The Road to Roswell by Connie Willis

This is an engaging, witty romantic comedy with UFOs and an alien nicknamed Indy. Francie is on her way from the Albuquerque airport to Roswell, New Mexico, where her friend Serena is planning a wedding. This is Serena’s fourth fiancé, and Francie has talked her out of the other weddings. The wedding is delayed by a possible UFO sighting. Francie, in an unfortunate glow-in-the dark bridesmaid dress, has a close encounter with Indy, and is forced to drive an SUB out of town and into the desert. Fortunately for her, Indy collects other passengers, beginning with charming con man Wade. The others include a UFO chaser, elderly Eula Mae, who likes to gamble, and a retiree with a luxury RV. While Indy is looking for something, or perhaps someone, the group ends up in, of course, Las Vegas, then in the middle of a spectacular thunderstorm.

Francie, Wade and the others have the unexpected journey of a lifetime, full of heart and humor in this funny and heartwarming story.
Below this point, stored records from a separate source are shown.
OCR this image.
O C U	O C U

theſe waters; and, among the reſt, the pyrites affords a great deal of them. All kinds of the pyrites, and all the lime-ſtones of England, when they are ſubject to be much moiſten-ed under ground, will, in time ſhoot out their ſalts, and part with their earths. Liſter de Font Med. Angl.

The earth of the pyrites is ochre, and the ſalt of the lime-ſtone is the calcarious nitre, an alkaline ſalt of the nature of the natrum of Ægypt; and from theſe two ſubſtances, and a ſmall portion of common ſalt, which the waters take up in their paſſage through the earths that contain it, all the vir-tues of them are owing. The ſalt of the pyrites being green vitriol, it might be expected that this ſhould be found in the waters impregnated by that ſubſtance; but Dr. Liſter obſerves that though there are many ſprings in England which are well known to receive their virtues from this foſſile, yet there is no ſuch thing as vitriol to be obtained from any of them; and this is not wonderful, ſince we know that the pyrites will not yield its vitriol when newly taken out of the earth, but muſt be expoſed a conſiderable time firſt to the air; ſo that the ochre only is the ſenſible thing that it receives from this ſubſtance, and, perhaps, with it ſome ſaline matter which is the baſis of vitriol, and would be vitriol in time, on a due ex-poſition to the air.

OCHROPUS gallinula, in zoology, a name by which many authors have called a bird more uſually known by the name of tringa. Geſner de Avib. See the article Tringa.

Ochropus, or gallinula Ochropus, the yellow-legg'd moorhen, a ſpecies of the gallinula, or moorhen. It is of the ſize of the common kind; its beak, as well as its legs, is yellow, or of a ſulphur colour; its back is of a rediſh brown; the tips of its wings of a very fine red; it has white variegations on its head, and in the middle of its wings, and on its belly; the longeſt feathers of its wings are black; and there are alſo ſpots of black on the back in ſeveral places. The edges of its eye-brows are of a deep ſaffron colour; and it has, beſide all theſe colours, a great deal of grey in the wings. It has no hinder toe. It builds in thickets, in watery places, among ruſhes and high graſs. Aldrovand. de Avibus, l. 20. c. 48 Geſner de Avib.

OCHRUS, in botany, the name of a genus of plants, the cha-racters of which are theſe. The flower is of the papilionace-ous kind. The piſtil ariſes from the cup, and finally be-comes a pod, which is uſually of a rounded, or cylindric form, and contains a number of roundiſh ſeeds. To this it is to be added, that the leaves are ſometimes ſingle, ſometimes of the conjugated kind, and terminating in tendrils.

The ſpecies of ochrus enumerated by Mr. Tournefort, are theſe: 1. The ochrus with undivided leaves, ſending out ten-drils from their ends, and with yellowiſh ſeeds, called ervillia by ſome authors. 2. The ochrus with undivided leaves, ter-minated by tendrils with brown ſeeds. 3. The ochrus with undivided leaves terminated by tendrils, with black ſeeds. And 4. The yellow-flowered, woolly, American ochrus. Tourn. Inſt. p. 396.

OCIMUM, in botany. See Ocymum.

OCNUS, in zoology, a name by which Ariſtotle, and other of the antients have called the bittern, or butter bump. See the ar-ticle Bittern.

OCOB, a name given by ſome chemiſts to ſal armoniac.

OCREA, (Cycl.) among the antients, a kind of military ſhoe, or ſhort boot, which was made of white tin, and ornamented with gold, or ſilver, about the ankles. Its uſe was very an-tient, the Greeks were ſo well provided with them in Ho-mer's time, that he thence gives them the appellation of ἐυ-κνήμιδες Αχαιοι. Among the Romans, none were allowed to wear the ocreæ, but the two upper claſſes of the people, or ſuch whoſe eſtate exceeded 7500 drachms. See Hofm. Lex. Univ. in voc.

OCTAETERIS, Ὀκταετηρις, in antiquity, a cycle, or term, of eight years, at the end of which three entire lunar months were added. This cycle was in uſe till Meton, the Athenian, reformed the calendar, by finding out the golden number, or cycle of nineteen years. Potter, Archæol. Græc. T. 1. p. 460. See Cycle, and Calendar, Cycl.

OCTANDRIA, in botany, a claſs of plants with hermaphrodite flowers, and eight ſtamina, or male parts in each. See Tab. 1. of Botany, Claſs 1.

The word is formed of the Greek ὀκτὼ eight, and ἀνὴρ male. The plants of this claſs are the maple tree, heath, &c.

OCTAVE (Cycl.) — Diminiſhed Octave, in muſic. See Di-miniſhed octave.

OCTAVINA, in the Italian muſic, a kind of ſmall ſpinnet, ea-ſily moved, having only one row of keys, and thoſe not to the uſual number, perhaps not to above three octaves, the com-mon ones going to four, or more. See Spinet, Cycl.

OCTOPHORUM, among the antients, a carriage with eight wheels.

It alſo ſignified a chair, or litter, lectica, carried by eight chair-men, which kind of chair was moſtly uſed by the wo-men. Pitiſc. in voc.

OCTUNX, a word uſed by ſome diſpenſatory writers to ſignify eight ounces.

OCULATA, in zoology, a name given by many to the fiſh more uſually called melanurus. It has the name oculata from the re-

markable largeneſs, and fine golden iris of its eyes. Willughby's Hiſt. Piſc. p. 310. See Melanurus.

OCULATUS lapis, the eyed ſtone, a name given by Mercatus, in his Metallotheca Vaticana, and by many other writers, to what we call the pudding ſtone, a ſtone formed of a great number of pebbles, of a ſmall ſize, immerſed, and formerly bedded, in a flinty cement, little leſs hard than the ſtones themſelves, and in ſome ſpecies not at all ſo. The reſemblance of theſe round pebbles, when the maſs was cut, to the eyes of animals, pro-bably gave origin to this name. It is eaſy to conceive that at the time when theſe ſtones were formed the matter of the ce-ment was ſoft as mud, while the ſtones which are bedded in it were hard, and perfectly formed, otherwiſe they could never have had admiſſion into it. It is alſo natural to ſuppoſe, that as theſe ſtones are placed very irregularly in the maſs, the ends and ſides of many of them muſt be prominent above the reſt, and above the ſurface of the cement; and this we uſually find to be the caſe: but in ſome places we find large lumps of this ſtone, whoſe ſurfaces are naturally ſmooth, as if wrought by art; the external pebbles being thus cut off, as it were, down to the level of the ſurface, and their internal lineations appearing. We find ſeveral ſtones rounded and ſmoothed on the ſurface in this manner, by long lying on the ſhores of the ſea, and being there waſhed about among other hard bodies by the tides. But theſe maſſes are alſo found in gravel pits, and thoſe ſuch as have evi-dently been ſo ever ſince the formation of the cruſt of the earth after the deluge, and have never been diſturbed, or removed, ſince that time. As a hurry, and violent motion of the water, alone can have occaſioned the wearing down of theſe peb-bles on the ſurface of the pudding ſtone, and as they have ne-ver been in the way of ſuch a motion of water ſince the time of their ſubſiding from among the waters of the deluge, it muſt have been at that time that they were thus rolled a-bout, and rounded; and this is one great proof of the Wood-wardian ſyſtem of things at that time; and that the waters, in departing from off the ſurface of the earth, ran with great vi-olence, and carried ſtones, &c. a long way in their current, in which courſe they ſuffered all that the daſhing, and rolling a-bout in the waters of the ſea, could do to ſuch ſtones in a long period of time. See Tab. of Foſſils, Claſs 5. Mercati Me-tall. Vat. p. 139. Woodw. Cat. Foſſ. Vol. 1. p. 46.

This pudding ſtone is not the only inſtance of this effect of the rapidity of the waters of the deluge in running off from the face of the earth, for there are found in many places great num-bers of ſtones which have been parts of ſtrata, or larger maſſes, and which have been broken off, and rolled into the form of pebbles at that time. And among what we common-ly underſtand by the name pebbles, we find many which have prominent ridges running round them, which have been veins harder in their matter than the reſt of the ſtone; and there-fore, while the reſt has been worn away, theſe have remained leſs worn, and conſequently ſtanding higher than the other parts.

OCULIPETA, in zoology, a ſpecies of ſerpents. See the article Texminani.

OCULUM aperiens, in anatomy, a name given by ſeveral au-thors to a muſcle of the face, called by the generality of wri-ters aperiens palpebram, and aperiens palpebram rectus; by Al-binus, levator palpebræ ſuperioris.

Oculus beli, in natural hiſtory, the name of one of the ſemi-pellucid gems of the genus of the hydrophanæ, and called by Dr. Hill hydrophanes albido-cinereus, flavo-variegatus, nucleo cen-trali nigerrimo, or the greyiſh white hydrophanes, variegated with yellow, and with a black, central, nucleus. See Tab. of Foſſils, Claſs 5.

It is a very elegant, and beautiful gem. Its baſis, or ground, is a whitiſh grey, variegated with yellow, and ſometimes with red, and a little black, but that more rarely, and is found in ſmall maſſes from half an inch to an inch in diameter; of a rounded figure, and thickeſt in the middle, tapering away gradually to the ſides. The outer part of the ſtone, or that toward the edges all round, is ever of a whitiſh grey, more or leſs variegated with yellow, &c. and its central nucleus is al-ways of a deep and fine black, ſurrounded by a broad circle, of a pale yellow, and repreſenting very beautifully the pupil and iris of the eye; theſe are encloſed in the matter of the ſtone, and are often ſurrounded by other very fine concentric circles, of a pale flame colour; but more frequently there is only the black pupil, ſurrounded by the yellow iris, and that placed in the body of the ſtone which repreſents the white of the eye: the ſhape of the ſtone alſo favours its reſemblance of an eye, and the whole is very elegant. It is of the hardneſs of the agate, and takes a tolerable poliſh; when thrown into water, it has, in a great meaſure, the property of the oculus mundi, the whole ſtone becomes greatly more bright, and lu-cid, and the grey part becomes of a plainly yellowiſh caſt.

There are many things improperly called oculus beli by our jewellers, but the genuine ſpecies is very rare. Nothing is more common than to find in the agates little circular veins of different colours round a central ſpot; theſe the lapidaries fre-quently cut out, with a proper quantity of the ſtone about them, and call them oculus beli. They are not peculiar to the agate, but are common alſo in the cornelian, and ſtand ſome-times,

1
I’m so happy to read a new novel from the award-winning author of time-travel and screwball comedy novels such as The Winds of Marble Arch, Crosstalk, and The Doomsday Book. This is perfect for fans of Men in Black who want less violence and more humor and witty dialogue. Indy will win many hearts; I won’t attempt any description so as not to spoil the fun for readers. This will be published on June 27.